Politics & Government

State of Jefferson proponents again try to persuade Plumas County supervisors

Gina Russell of Oroville holds a flag in support of the State of Jefferson in front of the Capitol last August when supporters of a 51st state submitted declarations to withdraw from California, signed by Boards of Supervisors from Siskiyou and Modoc counties.
Gina Russell of Oroville holds a flag in support of the State of Jefferson in front of the Capitol last August when supporters of a 51st state submitted declarations to withdraw from California, signed by Boards of Supervisors from Siskiyou and Modoc counties. Sacramento Bee file

State of Jefferson proponents bombarded the Plumas County Board of Supervisors on Tuesday with revenue and expense projections, but did not win a commitment to support the proposed 51st state.

In their third appearance before the Plumas board, representatives of the breakaway state outlined a future for the rural county that includes $171 million in property taxes.

It would leave officials with $60 million “for cities, roads – whatever Plumas County deems necessary. The state won’t tell you how to spend that money. You will,” said Steven Baird, a State of Jefferson proponent.

The 90-minute discussion that followed exposed a clearly divided Plumas board.

Supervisor Lori Simpson challenged Baird’s presentation.

“I don't think your figures are right,” she said.

Simpson, who represents the Quincy area, said her constituents are telling her to “get on with the work of the county and quit this nonsense.”

Supervisor Terry Swofford, a Portola business owner, said a silent majority in his eastern Plumas County district supports the State of Jefferson.

Board Chairman Kevin Goss, who owns a pharmacy in Greenville, has watched local businesses decline from a lack of representation, he said.

“We have the natural resources” but the “money and votes are in Los Angeles. Something has to be done,” Goss said.

It was Baird’s fiscal analysis that drew the most public criticism. Cindy Ellsmore called the State of Jefferson financial projections “cursory and unverified.”

If created, the new state’s debt would be “rated as junk bonds,” said Ellsmore, a former Sierra County treasurer and spokeswoman for Keep It California, a nonpartisan organization opposed to separation from California.

Eileen Spencer panned Baird’s financial outline as “a well-rehearsed fact-free presentation.” The State of Jefferson is becoming known as “a sad old joke,” said Spencer, who lives in neighboring Lassen County.

Other speakers endorsed the 51st state, blaming an increase in state regulations for a declining local economy.

“More and more regulations are coming down on us,” said Curtis Hartwig, owner of two local businesses.

The secessionist movement aims to get the backing of enough Northern California counties to convince state and federal legislators that the current system of representation is unfair to rural residents.

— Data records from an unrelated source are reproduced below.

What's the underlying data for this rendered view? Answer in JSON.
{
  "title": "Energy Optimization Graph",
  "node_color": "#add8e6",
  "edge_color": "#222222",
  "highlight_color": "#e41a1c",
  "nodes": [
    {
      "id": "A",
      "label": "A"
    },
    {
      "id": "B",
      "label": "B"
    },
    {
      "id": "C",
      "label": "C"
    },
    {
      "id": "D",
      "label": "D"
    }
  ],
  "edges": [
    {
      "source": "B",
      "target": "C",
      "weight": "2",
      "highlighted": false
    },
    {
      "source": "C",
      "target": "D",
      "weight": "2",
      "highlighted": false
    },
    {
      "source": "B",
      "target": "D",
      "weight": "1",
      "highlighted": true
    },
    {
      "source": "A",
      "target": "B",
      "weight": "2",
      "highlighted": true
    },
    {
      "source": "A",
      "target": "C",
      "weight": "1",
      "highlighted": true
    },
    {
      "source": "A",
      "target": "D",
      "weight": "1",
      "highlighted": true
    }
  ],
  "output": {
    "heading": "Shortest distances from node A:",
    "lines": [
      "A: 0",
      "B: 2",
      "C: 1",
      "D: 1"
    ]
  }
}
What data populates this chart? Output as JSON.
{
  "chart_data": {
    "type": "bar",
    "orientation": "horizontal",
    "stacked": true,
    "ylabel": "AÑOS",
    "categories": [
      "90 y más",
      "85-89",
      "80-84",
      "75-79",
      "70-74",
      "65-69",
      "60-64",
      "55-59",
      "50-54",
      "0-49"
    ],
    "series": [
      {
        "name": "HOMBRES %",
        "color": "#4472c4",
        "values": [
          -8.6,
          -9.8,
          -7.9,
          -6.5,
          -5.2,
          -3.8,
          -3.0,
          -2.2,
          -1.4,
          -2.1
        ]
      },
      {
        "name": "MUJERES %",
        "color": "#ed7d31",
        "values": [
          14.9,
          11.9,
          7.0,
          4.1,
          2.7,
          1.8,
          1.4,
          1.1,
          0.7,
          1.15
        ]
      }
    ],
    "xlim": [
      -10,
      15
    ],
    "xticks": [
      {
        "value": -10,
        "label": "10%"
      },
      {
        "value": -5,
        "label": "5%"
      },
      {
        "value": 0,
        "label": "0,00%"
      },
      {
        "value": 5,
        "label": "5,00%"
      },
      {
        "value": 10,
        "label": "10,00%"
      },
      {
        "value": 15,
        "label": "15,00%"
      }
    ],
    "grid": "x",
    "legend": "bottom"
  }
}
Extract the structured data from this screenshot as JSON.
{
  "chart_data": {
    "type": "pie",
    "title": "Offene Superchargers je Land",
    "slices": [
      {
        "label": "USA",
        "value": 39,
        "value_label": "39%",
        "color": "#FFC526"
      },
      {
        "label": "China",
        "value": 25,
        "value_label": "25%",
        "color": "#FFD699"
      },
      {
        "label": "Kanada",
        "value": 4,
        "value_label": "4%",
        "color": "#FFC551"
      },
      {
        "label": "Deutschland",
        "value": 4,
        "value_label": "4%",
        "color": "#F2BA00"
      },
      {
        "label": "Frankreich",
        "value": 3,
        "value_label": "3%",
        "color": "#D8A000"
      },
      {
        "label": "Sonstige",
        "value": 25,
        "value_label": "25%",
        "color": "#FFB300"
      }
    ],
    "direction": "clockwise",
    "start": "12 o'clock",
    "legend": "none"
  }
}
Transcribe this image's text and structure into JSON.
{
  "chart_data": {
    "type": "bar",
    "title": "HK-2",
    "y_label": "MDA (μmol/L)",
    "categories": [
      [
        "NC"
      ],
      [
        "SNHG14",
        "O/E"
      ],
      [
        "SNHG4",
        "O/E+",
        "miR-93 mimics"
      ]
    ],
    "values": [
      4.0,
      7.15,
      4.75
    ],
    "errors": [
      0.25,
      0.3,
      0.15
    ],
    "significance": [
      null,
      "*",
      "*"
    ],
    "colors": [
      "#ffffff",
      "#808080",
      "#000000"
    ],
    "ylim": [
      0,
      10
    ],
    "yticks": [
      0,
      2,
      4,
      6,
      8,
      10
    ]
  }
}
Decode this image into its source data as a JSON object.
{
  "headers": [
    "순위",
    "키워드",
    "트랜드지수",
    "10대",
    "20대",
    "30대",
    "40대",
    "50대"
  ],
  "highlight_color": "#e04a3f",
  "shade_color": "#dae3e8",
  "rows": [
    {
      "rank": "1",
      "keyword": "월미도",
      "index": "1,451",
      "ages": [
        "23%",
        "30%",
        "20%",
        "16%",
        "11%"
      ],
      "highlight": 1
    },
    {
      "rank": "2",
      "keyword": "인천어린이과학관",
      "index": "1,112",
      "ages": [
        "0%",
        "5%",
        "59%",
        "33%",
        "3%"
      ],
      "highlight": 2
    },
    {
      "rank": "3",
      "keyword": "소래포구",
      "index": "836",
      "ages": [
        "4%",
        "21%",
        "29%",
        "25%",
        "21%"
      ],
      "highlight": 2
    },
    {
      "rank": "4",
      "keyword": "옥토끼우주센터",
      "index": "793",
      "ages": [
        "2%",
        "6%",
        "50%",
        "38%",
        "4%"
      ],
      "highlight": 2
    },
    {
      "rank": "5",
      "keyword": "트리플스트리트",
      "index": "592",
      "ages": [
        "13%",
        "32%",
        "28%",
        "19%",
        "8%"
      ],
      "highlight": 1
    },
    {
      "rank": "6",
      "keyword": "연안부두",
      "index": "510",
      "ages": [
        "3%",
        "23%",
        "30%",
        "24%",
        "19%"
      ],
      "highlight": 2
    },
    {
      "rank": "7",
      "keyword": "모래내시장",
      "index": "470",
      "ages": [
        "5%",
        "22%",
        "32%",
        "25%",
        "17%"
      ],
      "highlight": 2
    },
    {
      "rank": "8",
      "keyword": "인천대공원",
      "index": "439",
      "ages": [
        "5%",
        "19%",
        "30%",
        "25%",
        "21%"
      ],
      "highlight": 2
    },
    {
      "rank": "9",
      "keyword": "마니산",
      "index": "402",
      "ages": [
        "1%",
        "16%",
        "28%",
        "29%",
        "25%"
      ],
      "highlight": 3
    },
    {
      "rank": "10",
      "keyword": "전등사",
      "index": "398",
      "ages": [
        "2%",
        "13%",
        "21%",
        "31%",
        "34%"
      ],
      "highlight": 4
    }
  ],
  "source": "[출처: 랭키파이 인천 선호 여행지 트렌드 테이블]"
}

Baird and other Jefferson supporters are collecting declarations of support this year and plan to craft state legislation in 2016.

So far, five California counties have endorsed the breakaway state. Voters in Del Norte County rejected it. In Lassen and Lake counties, the issue is scheduled to appear on countywide ballots next year.

Nine counties in Oregon were part of an earlier proposal, but Baird said secessionists in California “cannot do anything for Oregon.”

JEFFERSON, BY COUNTY

Where the secession movement stands in California counties:

▪ Five counties backed by their boards of supervisors – Modoc, Siskiyou, Glenn, Sutter and Yuba – have endorsed the breakaway state.

▪ Tehama County voters approved the nonbinding referendum in June 2014; Del Norte County voters rejected it.

▪ Lassen County will submit the question to voters in June 2016.

▪ Lake County will take the issue to voters next year after its supervisors backed the plan in February.

▪ Plumas County supervisors have not decided on the secession proposal.